Le cisti pancreatiche non sempre si trasformano in tumori al pancreas eppure non esiste uno strumento semplice per comprenderne lo sviluppo e ciò comporta che a volte alcune cisti vengano sottostimate e si sviluppano poi in tumore e che, in altri, si intervenga per via chirurgica anche quando non necessario.
Uno studio multicentrico e internazionale, capitanato dal John Hopkins Kimmel Cancer Center di Washington, ha infatti portato allo sviluppo di un test che sfrutta l’intelligenza artificiale per discernere tra cisti benigne e maligne.
Allo studio hanno partecipato anche realtà italiane e, in particolare, il Centro di Ricerca ARC-Net dell’Università di Verona, l’Irccs San Raffaele di Milano e l’Ospedale Sacro Cuore-Don Calabria di Negrar (VR).
Più nel dettaglio, la machine learning ideata nel corso dello studio utilizza dati clinici macroscopici, l’imaging e informazioni molecolari relative alla cisti del paziente, in particolare alterazioni biochimiche e genetiche nel tessuto o nel fluido della cisti stessa, per determinarne la natura.
Compcyst, così è stato chiamato il test, è stato utilizzato su 436 pazienti con cisti pancreatiche per suddividerli in 3 gruppi: quelli che necessitavano di essere operati, quelli che dovevano essere monitorati e, infine, quelli che non necessitavano di ulteriore sorveglianza.

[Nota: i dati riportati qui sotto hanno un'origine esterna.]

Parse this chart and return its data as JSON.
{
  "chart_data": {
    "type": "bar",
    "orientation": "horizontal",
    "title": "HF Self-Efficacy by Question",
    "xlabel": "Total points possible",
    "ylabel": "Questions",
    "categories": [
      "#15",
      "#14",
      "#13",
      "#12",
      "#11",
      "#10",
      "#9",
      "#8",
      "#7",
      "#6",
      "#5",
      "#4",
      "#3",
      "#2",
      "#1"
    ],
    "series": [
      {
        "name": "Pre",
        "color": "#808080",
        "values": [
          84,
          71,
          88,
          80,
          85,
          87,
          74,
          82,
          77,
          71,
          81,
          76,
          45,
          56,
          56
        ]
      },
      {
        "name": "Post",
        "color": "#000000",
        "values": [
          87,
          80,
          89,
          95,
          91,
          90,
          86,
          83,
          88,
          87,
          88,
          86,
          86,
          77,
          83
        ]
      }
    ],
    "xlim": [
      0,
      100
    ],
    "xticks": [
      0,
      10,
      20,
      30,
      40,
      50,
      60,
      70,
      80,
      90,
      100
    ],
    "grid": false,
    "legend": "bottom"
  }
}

Poi lo stesso test è stato applicato a 862 cisti pancreatiche rimosse chirurgicamente e analizzate con biopsie per verificarne l’attendibilità.
I risultati hanno mostrato che Compocyst è molto affidabile nel riconoscere le cisti benigne, consentendo di evitare interventi chirurgici inappropriati.
Ora è necessario capire come si comporta il test su un campione più ampio di pazienti, oltre che studiarne gli esiti sul lungo periodo.